Performance date: 02/07/2019

Venue: St. Brendan’s Church

Composition Year: 1567-1643

Duration: 00:35:14

Recording Engineer: Gar Duffy, RTÉ

Instrumentation Category:Vocal Ensemble

Instrumentation Other: s, m, t, b

Artists: Fieri Consort (Hannah Ely, Lucy Cox [sopranos], Nancy Cole, Helen Charleston [mezzo-sopranos], Tom Kelly, Josh Cooter [tenors], Ben Mckee, Ben Rowarth [bass]) - [vocal ensemble]

Very often I find myself subconsciously influenced by the textures and harmonies of sixteenth-century choral music. Having experienced development of harmony through to its total disintegration in serialism in the early twentieth century, composers such as myself find ourselves inspired by the directness of sixteenth-century harmony but nevertheless search for effects that stretch out and develop these sounds. This is, of course, exactly what Monteverdi did. Following in the footsteps of Rore and Wert in the court of Mantua, he tore apart sixteenth-century principals of texture and dissonance, unashamedly enjoying held un-prepared suspensions or false relations and unusual progressions of enharmonic sequences that continue to raise the twenty-first-century musician’s eyebrows.
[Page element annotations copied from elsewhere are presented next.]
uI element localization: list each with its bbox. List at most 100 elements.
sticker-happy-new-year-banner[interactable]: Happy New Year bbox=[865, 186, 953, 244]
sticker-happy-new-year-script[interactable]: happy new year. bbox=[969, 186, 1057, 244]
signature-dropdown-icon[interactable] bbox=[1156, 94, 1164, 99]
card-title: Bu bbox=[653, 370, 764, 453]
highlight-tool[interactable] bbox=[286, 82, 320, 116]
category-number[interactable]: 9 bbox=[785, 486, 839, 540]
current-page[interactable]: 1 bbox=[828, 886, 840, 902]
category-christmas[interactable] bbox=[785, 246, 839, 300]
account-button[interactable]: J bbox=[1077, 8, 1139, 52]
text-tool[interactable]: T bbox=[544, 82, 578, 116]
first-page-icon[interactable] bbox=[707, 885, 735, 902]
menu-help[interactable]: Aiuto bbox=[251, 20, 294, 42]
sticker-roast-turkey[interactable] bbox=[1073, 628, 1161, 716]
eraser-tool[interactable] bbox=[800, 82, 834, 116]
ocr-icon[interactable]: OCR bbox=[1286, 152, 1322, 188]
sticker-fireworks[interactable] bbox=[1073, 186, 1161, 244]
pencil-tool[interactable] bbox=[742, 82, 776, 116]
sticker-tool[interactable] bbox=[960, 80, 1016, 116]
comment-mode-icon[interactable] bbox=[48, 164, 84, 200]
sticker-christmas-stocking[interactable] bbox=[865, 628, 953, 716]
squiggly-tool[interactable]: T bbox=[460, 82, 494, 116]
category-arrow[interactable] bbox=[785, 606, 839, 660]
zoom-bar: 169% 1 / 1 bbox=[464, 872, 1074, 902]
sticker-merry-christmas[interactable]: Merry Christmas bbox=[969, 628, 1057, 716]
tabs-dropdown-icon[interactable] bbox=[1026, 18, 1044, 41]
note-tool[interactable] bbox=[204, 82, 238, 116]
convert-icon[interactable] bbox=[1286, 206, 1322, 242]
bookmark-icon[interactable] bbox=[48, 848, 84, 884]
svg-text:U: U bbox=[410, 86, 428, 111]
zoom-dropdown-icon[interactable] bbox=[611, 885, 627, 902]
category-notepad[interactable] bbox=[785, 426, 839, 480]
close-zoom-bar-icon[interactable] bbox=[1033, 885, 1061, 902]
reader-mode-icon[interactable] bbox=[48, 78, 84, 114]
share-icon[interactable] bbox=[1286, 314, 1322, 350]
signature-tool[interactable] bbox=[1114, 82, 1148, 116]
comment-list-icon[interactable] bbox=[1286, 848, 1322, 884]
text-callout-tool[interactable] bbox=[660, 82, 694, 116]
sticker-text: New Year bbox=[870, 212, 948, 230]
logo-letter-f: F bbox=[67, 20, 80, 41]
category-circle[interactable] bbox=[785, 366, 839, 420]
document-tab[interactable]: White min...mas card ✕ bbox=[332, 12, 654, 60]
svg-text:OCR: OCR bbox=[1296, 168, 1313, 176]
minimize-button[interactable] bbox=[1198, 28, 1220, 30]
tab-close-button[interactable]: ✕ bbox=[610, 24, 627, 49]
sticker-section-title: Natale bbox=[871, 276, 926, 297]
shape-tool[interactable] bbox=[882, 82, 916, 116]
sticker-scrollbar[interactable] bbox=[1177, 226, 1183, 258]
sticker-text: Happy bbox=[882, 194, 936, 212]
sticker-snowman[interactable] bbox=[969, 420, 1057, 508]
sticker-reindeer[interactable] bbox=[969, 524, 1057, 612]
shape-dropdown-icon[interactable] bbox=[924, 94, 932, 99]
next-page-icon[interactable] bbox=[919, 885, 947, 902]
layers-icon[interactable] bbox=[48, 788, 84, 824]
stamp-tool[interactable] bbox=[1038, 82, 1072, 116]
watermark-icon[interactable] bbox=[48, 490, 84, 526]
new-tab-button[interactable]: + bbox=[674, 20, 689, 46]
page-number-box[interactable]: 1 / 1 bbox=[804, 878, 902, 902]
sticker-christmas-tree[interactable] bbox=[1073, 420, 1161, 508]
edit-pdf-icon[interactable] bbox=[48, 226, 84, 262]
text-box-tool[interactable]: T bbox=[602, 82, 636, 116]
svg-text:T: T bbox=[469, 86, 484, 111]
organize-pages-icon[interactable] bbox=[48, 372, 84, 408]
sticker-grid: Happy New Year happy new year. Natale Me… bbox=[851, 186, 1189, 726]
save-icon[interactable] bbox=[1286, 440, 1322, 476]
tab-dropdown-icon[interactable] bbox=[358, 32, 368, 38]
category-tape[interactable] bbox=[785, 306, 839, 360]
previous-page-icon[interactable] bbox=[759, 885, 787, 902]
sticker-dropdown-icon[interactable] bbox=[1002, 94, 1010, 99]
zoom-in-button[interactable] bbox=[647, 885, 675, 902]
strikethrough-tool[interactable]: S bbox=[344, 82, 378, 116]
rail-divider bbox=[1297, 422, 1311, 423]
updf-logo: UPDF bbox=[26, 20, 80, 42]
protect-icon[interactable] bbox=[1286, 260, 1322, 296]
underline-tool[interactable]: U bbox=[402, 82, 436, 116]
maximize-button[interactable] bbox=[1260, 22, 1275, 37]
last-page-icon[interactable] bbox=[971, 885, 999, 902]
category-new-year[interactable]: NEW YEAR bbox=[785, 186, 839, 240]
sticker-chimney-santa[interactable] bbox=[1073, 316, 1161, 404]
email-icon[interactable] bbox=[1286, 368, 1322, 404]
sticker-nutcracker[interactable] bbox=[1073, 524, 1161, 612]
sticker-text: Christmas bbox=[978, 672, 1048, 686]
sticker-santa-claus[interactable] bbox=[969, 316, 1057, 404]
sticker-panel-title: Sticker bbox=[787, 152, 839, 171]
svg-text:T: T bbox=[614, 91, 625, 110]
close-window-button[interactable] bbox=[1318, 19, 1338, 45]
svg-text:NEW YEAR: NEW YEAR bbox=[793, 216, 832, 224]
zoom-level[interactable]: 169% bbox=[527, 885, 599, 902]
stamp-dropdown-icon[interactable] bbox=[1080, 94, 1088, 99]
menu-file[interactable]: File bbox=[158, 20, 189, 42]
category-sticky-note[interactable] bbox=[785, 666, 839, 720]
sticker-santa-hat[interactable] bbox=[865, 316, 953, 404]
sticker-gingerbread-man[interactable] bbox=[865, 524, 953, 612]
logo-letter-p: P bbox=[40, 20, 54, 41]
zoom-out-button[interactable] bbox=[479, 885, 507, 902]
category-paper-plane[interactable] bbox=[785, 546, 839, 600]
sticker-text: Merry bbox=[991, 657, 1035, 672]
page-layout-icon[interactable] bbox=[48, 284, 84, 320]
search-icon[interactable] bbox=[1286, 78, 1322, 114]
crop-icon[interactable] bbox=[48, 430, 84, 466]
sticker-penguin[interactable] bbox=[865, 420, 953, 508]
Monteverdi’s Lamento d’Arianna started life as a lament scene in the midst of an opera, the remains of which are sadly lost. Rather than merely extending Arianna’s lament, the four new movements take an entirely different angle by looking from the point of view of Teseo, guilt-ridden, sailing away from the island. All four movements take place in one split-second moment as Teseo, unable to ignore Arianna’s cries, looks his lover in the eye. In this moment, he realizes his mistake but as he does so, she, driven insane with rage, turns her eyes away and leaves him, spurned and broken hearted, to sail away.

The first movement exposes the two main methods of conveying the idea of sound travelling over water: the first being the physical passing of the sound around the performance space, the second being a harmonic and melodic reflection of the way pitch seems to bend as it moves away from the source, commonly known as the Doppler Effect. This remains throughout the movement and the entire work in the form of the constant semi-tonal contrast between Teseo and Arianna that is itself also very much reflective of that first moment of pain experienced in the semitone clash in the very first two notes of Monteverdi’s work. 

At the end of this first movement, Teseo’s maddening lament ceases as the tension rises and he finally, unable to take any more of Arianna’s cries, looks back and meets her eyes, taking us properly into ‘the moment’ in which the rest of the piece takes place. Movement two takes this idea of time standing still within a single moment by going slowly backwards through the previous cadence of Monteverdi and then accelerating forward through it again.